Криденсу с каждым годом все сложнее было сопротивляться влиянию этого голоса. Слишком часто он говорил правду. От Криденса никому не было пользы. Мать с сестрой прекрасно прожили бы и без него, а если вычесть их, то получалось, что миру и вовсе не было до него дела. Ради чего ему подниматься на ноги? Проживи он хоть десять лет, хоть сорок, итог все равно будет один. Никем не любимый, никому не нужный. Небрежно отброшенный на обочину жизни. Мать до самой смерти будет корить его за колдовство, а ведь он, что обидно вдвойне, колдовать больше не способен!
Криденс из последних сил сдерживал слезы. Он никуда не пойдет. Он ничего не будет делать. Останется здесь и постарается вернуться в мир фантазий, где люди намного добрее, чем в настоящем. Если мечтать о незнакомце с седыми висками и его доме не выходит, можно начать думать о каком-нибудь особом месте, предназначенном для детей вроде него. Для тех, кто умеет (умел) колдовать. Мать все время твердила, что в Нью-Йорке скрывается много ведьм, у некоторых из них наверняка должны были рождаться дети. Как же выходит, что остальные люди о них не знают? Может быть, они рядом, только хорошо прячутся. Закупают продукты в секретных колдовских магазинах, где повсюду стоят котлы и метлы, а с потолка свешиваются гроздья лягушачьих лап. Одеваются в волшебных ателье, где костюмы нужных размеров появляются из ниоткуда (его нынешний пиджак жал в плечах, но мать предпочитала не замечать этого), а своих детей учат на дому, показывая ритуалы и заклинания, и водят танцевать на шабаши…
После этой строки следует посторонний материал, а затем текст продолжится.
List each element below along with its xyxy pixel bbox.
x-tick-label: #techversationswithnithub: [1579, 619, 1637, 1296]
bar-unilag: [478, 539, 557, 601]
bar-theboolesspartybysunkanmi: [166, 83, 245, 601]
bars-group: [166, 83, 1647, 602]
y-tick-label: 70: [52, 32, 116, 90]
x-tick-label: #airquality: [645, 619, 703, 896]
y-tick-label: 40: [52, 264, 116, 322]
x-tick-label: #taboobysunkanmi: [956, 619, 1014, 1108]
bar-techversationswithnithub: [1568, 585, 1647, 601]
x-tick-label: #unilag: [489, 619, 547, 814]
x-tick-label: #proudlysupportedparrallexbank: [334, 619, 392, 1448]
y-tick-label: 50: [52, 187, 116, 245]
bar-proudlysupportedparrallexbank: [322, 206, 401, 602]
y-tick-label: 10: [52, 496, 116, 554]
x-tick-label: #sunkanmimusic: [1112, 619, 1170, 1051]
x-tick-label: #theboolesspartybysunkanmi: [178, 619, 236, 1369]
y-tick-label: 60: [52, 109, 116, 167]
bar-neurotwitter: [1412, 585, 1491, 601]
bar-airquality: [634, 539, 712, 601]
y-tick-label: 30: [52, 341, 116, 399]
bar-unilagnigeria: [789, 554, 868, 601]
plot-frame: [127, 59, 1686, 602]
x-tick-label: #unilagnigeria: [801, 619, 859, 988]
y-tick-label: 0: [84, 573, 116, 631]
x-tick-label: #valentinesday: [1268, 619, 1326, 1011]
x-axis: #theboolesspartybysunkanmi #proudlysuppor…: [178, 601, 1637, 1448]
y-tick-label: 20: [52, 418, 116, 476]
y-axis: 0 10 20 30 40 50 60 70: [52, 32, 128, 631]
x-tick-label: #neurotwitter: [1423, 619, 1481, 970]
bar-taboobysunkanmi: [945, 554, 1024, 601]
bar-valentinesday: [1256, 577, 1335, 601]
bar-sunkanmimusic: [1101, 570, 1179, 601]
Он бы согласился отправиться в Ад, если перед этим позволят, хоть чуть-чуть, пожить в подобном магическом мире.
Криденс замерзал все сильнее и отлично понимал это, но сознательно игнорировал холод. Наверное, будет как с руками, — меланхолично думал он. — В конце концов я перестану что-либо чувствовать. Пускай. Останусь здесь, и мне больше ничего не придется делать. Никаких листовок. Никаких молитв и наказаний за провинности. Скоро стемнеет и температура упадет, а значит, я умру быстрее.
Смерть в тот момент казалась ему скорее другом, чем врагом. Грешники попадают в Ад, и ведьмы тоже, значит, он сможет увидеть свою маму, настоящую маму, а Мэри Лу с ее набожностью не сможет до него добраться. Ад — вот самое надежное место, чтобы спрятаться от нее.
И как это ему раньше в голову не приходило.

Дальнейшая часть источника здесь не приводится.